Madison Guy

Personal information
- Date of birth: 25 October 1994 (age 31)
- Height: 5 ft 8 in (1.73 m)
- Position: Midfielder

Youth career
- Vancouver Whitecaps

College career
- Years: Team / Apps / (Gls)
- 2012–2016: UBC Thunderbirds / 80 / (11)

International career^{‡}
- 2012: Republic of Ireland U19
- 2017–: Northern Ireland

= Madison Guy =

Northern Irish footballer

Madison Guy (born 25 October 1994) is a soccer player and internet entrepreneur who has appeared for the Northern Ireland women's national team.

==Soccer==
===Club and college career===
Guy is from Langley, British Columbia and played youth soccer in Langley and Surrey. Between 2007 and 2010 she was on the British Columbia provincial selection and attended the Canadian national training centre. She also played for the youth team of Vancouver Whitecaps.

In 2012 Guy graduated from Brookswood Secondary School and went to UBC Sauder School of Business on a college soccer scholarship. She captained the soccer team to the 2015 U Sports women's soccer championship, scoring in the 3–0 final win over rivals Trinity Western Spartans.
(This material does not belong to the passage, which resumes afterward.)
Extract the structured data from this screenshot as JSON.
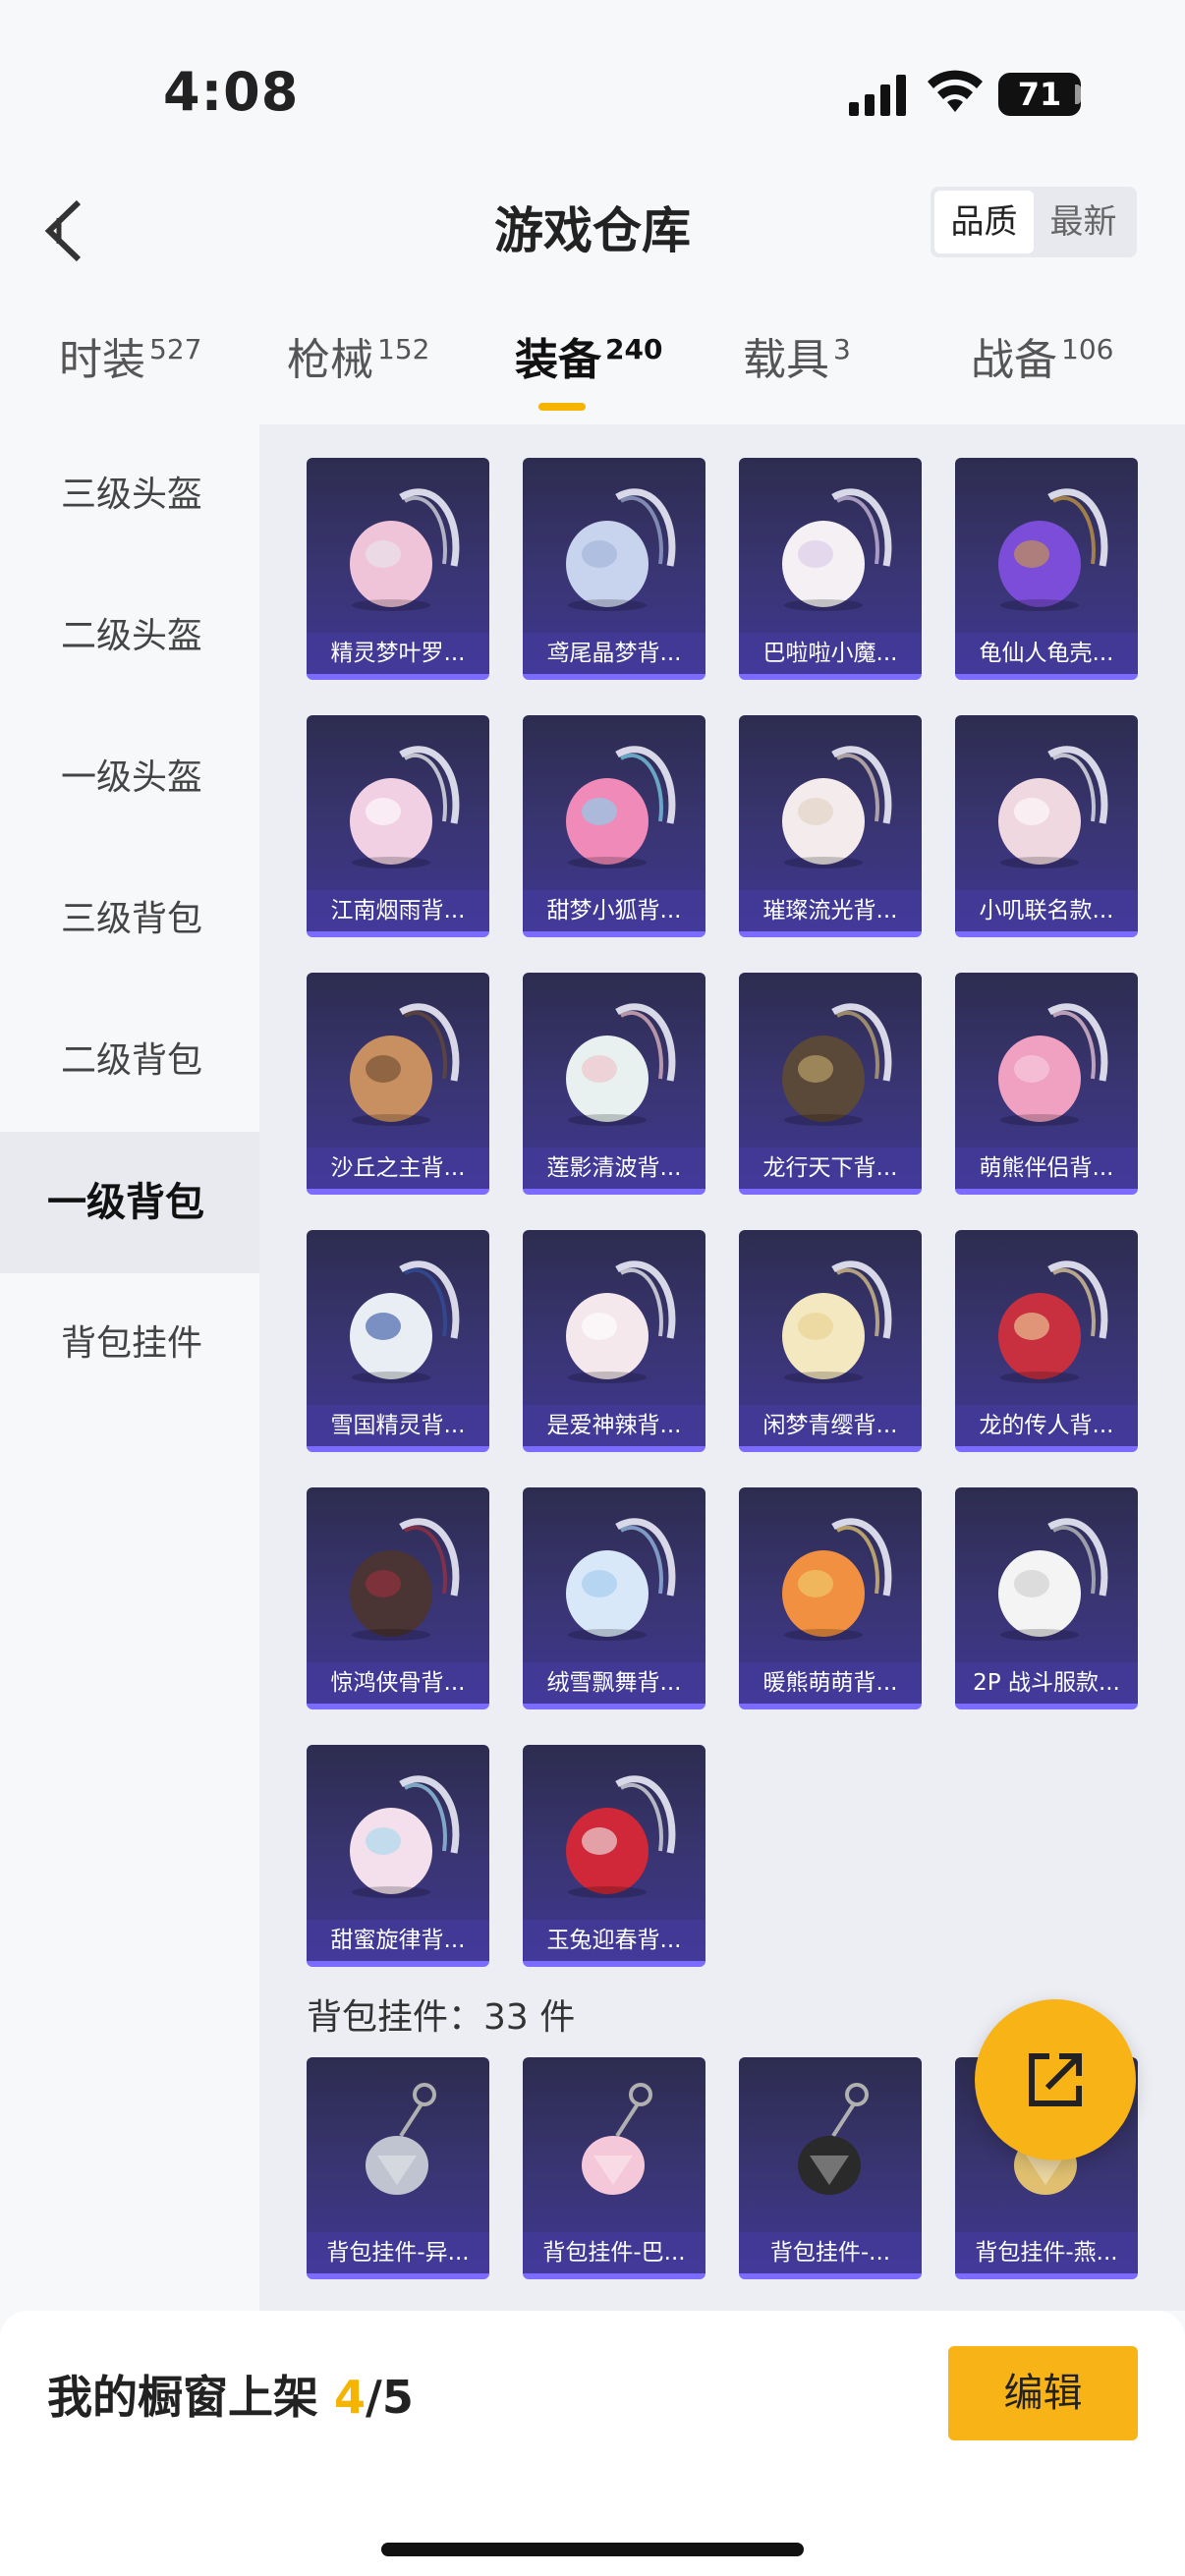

===International career===
Under FIFA eligibility rules, Guy could play for Ireland as her maternal grandmother is Irish. She approached the Football Association of Ireland about playing for the Republic of Ireland women's national under-19 football team, and was called into a squad training camp in January 2012. She played for the under-19s in two friendlies against Scotland in August 2012.

Guy was later capped for the Northern Ireland national team, appearing for the team during the 2019 FIFA Women's World Cup qualifying cycle. She made her senior international debut in the 3–1 win over Slovakia at Štadión pod Dubňom, Žilina on 28 November 2017. She also represented Northern Ireland at the 2018 Turkish Women's Cup.

==GrantMe==
Informed by her own experiences as a student athlete, in 2017 Guy founded GrantMe, an online service to help college students access additional funding. The success of the startup venture and her increased workload as the chief executive officer prompted Guy to pause her soccer career.